How do we get consistent output from AI?

Linters, formatters, style guides, examples in the repo, and explicit instructions (“follow our repository pattern”). See Where AI Still Fails and Impact on Code Quality.

Do developers want more code or better code?

Better (relevant, consistent, explainable)—and control to edit or reject. “More” without quality and control increases debt and review load. See Trade-Offs and Impact on Code Quality.

How does “what developers want” affect tool choice?

Prioritise tools that offer context (e.g. codebase-aware), control (edit, reject, steer), consistency (style, patterns), clarity (explanations). See Current State of AI Coding Tools and Cursor vs Copilot vs Claude Code.

What if our team wants different things from AI?

Technical leadership can set norms (when to use AI, when to review, what “good” looks like) and gather feedback so tool and process choices reflect what the team actually wants.

Why is control more important than speed?

Control (edit, reject, steer) ensures correctness and ownership.
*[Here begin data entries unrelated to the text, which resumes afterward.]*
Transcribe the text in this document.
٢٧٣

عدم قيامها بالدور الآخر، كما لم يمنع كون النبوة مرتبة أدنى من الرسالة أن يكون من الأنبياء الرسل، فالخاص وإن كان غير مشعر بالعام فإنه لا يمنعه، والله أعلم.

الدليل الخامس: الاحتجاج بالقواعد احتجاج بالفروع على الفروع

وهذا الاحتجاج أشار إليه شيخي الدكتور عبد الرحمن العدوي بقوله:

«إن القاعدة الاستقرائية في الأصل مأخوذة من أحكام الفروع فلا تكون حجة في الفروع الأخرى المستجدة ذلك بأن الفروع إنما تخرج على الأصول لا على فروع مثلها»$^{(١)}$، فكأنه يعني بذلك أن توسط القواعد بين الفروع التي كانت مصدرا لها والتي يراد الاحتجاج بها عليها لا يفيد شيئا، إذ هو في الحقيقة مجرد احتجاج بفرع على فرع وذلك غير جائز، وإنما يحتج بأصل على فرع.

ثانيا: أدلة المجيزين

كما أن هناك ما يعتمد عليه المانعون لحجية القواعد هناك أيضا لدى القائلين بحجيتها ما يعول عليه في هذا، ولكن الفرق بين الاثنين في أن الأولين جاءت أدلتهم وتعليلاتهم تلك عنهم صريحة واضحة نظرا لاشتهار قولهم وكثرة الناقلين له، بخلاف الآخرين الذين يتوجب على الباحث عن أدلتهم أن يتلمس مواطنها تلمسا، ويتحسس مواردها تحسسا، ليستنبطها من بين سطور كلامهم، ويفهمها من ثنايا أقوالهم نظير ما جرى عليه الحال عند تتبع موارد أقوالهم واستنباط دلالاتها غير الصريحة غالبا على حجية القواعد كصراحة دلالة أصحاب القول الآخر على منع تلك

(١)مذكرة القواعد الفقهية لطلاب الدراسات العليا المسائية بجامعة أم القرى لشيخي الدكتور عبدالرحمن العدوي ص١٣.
Speed without control can increase rework and debt—see Trade-offs and Impact on code quality.

How do we gather “what developers want” from our team?
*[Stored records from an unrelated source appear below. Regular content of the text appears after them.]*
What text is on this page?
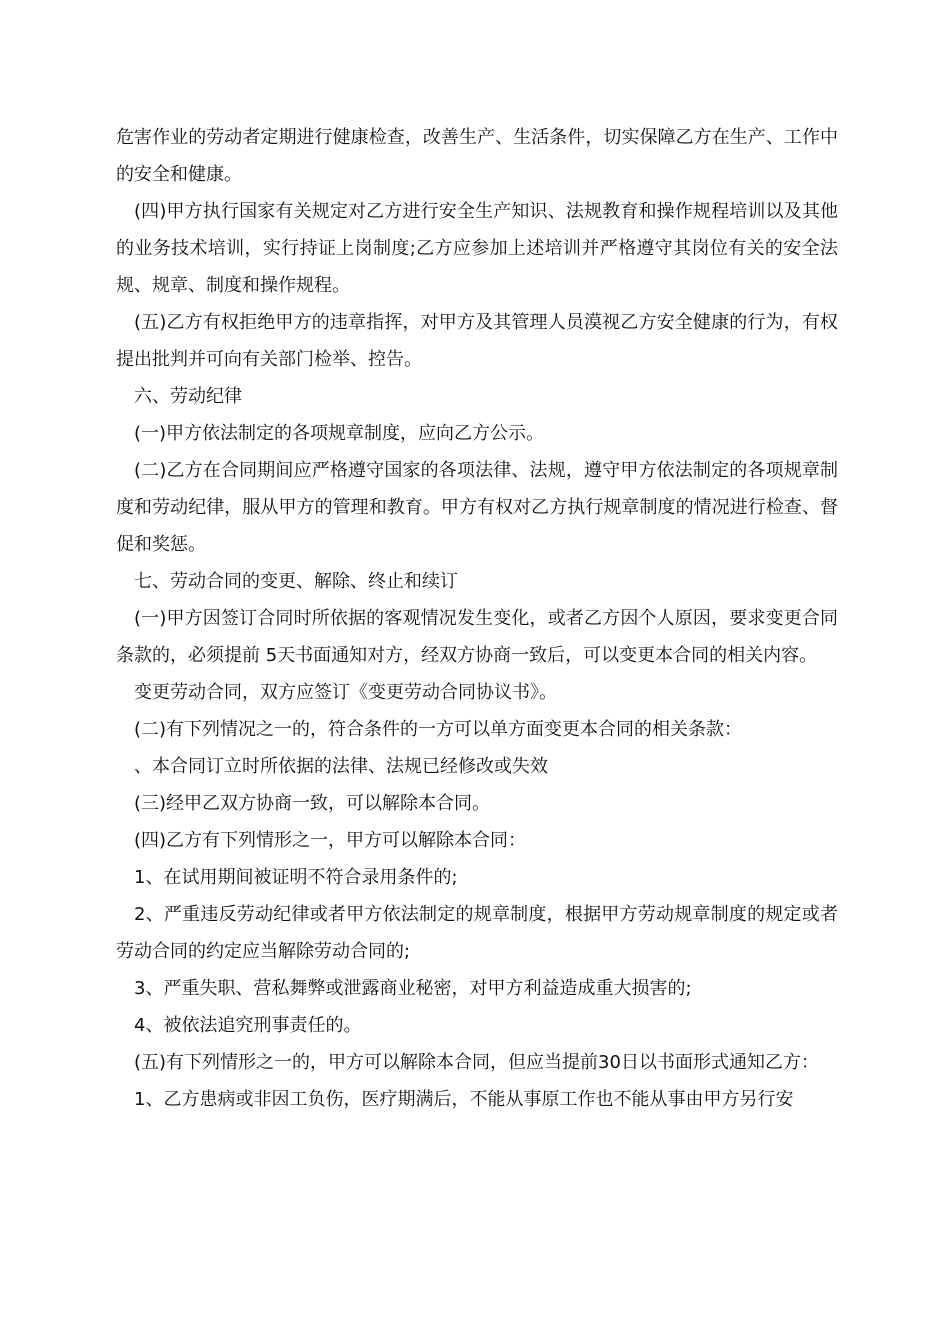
危害作业的劳动者定期进行健康检查，改善生产、生活条件，切实保障乙方在生产、工作中的安全和健康。

(四)甲方执行国家有关规定对乙方进行安全生产知识、法规教育和操作规程培训以及其他的业务技术培训，实行持证上岗制度;乙方应参加上述培训并严格遵守其岗位有关的安全法规、规章、制度和操作规程。

(五)乙方有权拒绝甲方的违章指挥，对甲方及其管理人员漠视乙方安全健康的行为，有权提出批判并可向有关部门检举、控告。

六、劳动纪律

(一)甲方依法制定的各项规章制度，应向乙方公示。

(二)乙方在合同期间应严格遵守国家的各项法律、法规，遵守甲方依法制定的各项规章制度和劳动纪律，服从甲方的管理和教育。甲方有权对乙方执行规章制度的情况进行检查、督促和奖惩。

七、劳动合同的变更、解除、终止和续订

(一)甲方因签订合同时所依据的客观情况发生变化，或者乙方因个人原因，要求变更合同条款的，必须提前 5天书面通知对方，经双方协商一致后，可以变更本合同的相关内容。

变更劳动合同，双方应签订《变更劳动合同协议书》。

(二)有下列情况之一的，符合条件的一方可以单方面变更本合同的相关条款：

、本合同订立时所依据的法律、法规已经修改或失效

(三)经甲乙双方协商一致，可以解除本合同。

(四)乙方有下列情形之一，甲方可以解除本合同：

1、在试用期间被证明不符合录用条件的;

2、严重违反劳动纪律或者甲方依法制定的规章制度，根据甲方劳动规章制度的规定或者劳动合同的约定应当解除劳动合同的;

3、严重失职、营私舞弊或泄露商业秘密，对甲方利益造成重大损害的;

4、被依法追究刑事责任的。

(五)有下列情形之一的，甲方可以解除本合同，但应当提前30日以书面形式通知乙方：

1、乙方患病或非因工负伤，医疗期满后，不能从事原工作也不能从事由甲方另行安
Surveys, retros, and 1:1s; ask about context, control, consistency, clarity and pain points. Use feedback to choose tools and set norms—see Technical leadership.

What if our tool doesn’t support codebase context?

Paste or attach relevant files and snippets in prompts so the model sees enough context. Document patterns (e.g. one page of layer and naming rules) and reference them in prompts (“follow the pattern in our README”). Review every suggestion for layer and style; linters catch mechanical drift. If multi-file or repo-wide work is frequent, evaluate a codebase-aware tool—see Cursor vs Claude Code vs Copilot.

Why do some developers resist AI tools?

Lack of control (can’t edit or reject easily), wrong or irrelevant suggestions (context gap), no explanation (clarity gap), or inconsistent output that adds review churn. Address by choosing tools that support context, control, consistency, and clarity—and by gathering feedback so norms and tool use align with what the team actually wants. See How Developers Are Integrating AI.